Intervention strategies that focus solely on the symptom area in the lower back should be extended to apply a more global treatment approach. Both psychological and psychosocial interventions in addition to conventional exercise therapy may have a more positive effect on treatment outcome [80–90]. The targeted effect of such an approach would be the development of a sense of control over pain and the elimination of pain-avoidance mechanisms, whilst simultaneously improving overall physical fitness/function. Emphasis would shift from the “reversal of specific performance deficits” to the “adoption of enjoyable health-promoting physical activity” and this would potentially be associated with a wider choice and reduced cost. The availability of and access to such treatments might also be broadened by offering, e.g. group treatment sessions in community-based (rather than medical) settings. The exercise programs might include the training of proprioception, sensorimotor control and postural balance , in addition to the more conventional aspects of performance (strength, mobility, etc.). Lastly, the beneficial psychological effects of exercise should be investigated in greater detail.
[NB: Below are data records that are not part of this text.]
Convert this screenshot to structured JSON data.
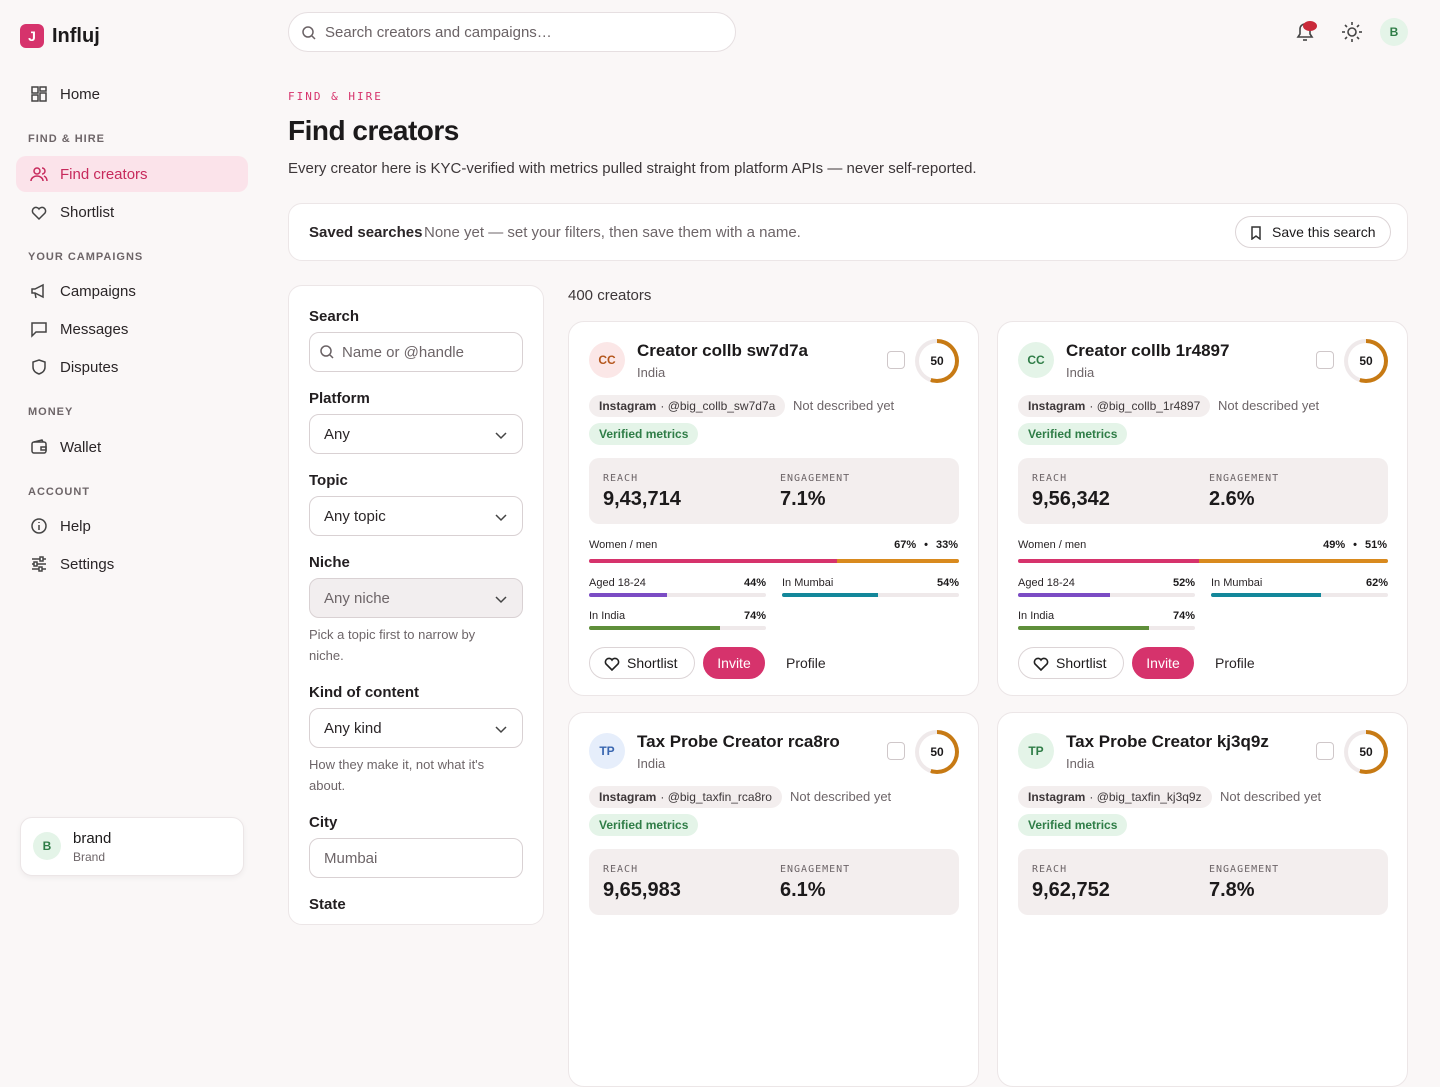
{
  "brand": "Influj",
  "topbar": {
    "search_placeholder": "Search creators and campaigns…",
    "avatar": "B"
  },
  "nav": [
    {
      "items": [
        {
          "label": "Home"
        }
      ]
    },
    {
      "heading": "FIND & HIRE",
      "items": [
        {
          "label": "Find creators"
        },
        {
          "label": "Shortlist"
        }
      ]
    },
    {
      "heading": "YOUR CAMPAIGNS",
      "items": [
        {
          "label": "Campaigns"
        },
        {
          "label": "Messages"
        },
        {
          "label": "Disputes"
        }
      ]
    },
    {
      "heading": "MONEY",
      "items": [
        {
          "label": "Wallet"
        }
      ]
    },
    {
      "heading": "ACCOUNT",
      "items": [
        {
          "label": "Help"
        },
        {
          "label": "Settings"
        }
      ]
    }
  ],
  "user": {
    "initial": "B",
    "name": "brand",
    "role": "Brand"
  },
  "header": {
    "eyebrow": "FIND & HIRE",
    "title": "Find creators",
    "subtitle": "Every creator here is KYC-verified with metrics pulled straight from platform APIs — never self-reported."
  },
  "saved": {
    "label": "Saved searches",
    "text": "None yet — set your filters, then save them with a name.",
    "button": "Save this search"
  },
  "filters": [
    {
      "label": "Search",
      "placeholder": "Name or @handle"
    },
    {
      "label": "Platform",
      "value": "Any"
    },
    {
      "label": "Topic",
      "value": "Any topic"
    },
    {
      "label": "Niche",
      "value": "Any niche",
      "hint": "Pick a topic first to narrow by niche."
    },
    {
      "label": "Kind of content",
      "value": "Any kind",
      "hint": "How they make it, not what it's about."
    },
    {
      "label": "City",
      "placeholder": "Mumbai"
    },
    {
      "label": "State"
    }
  ],
  "count": "400 creators",
  "card_labels": {
    "reach": "REACH",
    "engagement": "ENGAGEMENT",
    "gender": "Women / men",
    "age": "Aged 18-24",
    "city": "In Mumbai",
    "country": "In India",
    "shortlist": "Shortlist",
    "invite": "Invite",
    "profile": "Profile",
    "badge": "Verified metrics",
    "dot": "•"
  },
  "cards": [
    {
      "initials": "CC",
      "name": "Creator collb sw7d7a",
      "location": "India",
      "score": 50,
      "platform": "Instagram",
      "handle": "· @big_collb_sw7d7a",
      "description": "Not described yet",
      "reach": "9,43,714",
      "engagement": "7.1%",
      "women": {
        "value": 67,
        "label": "67%"
      },
      "men": {
        "value": 33,
        "label": "33%"
      },
      "age": {
        "value": 44,
        "label": "44%"
      },
      "city": {
        "value": 54,
        "label": "54%"
      },
      "country": {
        "value": 74,
        "label": "74%"
      }
    },
    {
      "initials": "CC",
      "name": "Creator collb 1r4897",
      "location": "India",
      "score": 50,
      "platform": "Instagram",
      "handle": "· @big_collb_1r4897",
      "description": "Not described yet",
      "reach": "9,56,342",
      "engagement": "2.6%",
      "women": {
        "value": 49,
        "label": "49%"
      },
      "men": {
        "value": 51,
        "label": "51%"
      },
      "age": {
        "value": 52,
        "label": "52%"
      },
      "city": {
        "value": 62,
        "label": "62%"
      },
      "country": {
        "value": 74,
        "label": "74%"
      }
    },
    {
      "initials": "TP",
      "name": "Tax Probe Creator rca8ro",
      "location": "India",
      "score": 50,
      "platform": "Instagram",
      "handle": "· @big_taxfin_rca8ro",
      "description": "Not described yet",
      "reach": "9,65,983",
      "engagement": "6.1%"
    },
    {
      "initials": "TP",
      "name": "Tax Probe Creator kj3q9z",
      "location": "India",
      "score": 50,
      "platform": "Instagram",
      "handle": "· @big_taxfin_kj3q9z",
      "description": "Not described yet",
      "reach": "9,62,752",
      "engagement": "7.8%"
    }
  ]
}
A better knowledge of the psychological changes induced by physical activity and training, and any accompanying “placebo” effects or educational effects due to the therapist–patient interaction, has the potential for enhancing the efficacy of exercise as a treatment for cLBP.
We conclude that the available literature does not appear to support a convincing association between changes in clinical outcome and changes in physical function after exercise therapy for cLBP. We hypothesise that the beneficial effects of exercise are more “central” than local, perhaps involving psychological, cognitive or neurophysiological (cortical organisation) adaptations. Thus, instead of trying to subdivide cLBP patients into further subgroups on the basis of specific functional deficits, future therapy approaches might better focus on influencing these central factors in cLBP patients.
We acknowledge the financial support of the Institute of Human Movement Sciences and Sport, Swiss Federal Institute of Technology, Zürich, Switzerland. We would like to thank the librarians of the Swiss Federal Institute of Technology Library, Zürich, for their assistance with the literature search.